Les instructions sont évidemment en allemand, mais il y a des mentions en anglais, merci beaucoup… Je finis par comprendre les mots pour inspirer, expirer, tenir, et profondément…

Comme je suis encore nettement décalé dans mon horaire, je passe proche de m’endormir assis, chaque fois qu’elle nous fait tenir longtemps une posture assise… La bonne chose, c’est que je n’ai pas beaucoup plus dormi lors du shavasana… J’ai même entendu quelqu’un d’autre ronfler!

Puis, nouveauté totale, elles ont chanté deux mantras à la fin! La plupart chante juste, mais pas ma voisine! Heureusement, ce n’était pas B.

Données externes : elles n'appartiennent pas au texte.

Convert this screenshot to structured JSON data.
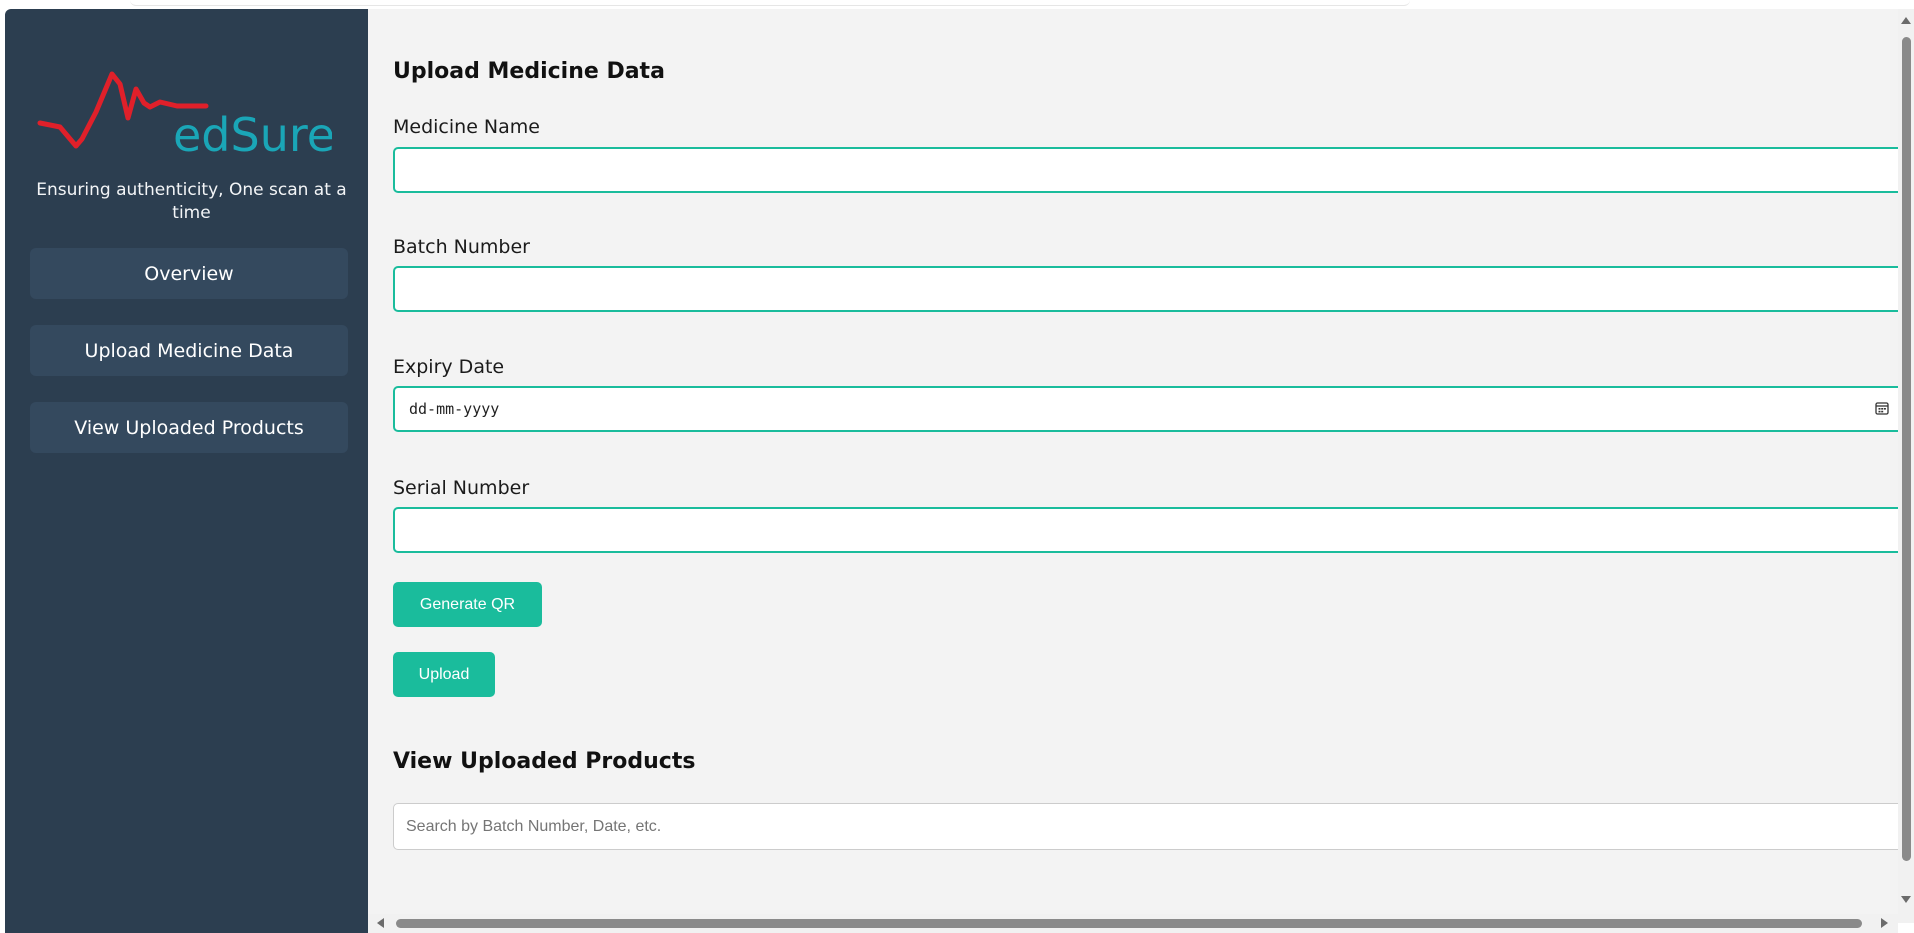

Esquissé passé, Europe, lundi 10 juin 2019

-… Alors j’avais acheté des billets d’avance, pour ne pas être à court, mais une fois dans le train, j’me dis mince, j’ai pas mes tickets! Juste au moment où le contrôleur entre dans le wagon. Mais là, y’avait une personne de couleur… Alors le contrôleur va la voir, passe un moment avec…. Juste assez longtemps pour que le train entre en gare. Alors je sors en douce, en me disant que je vais racheter des tickets et attendre le train suivant… Ben, j’te dis, j’étais loin d’être la seule personne sur ce coup-là, hein?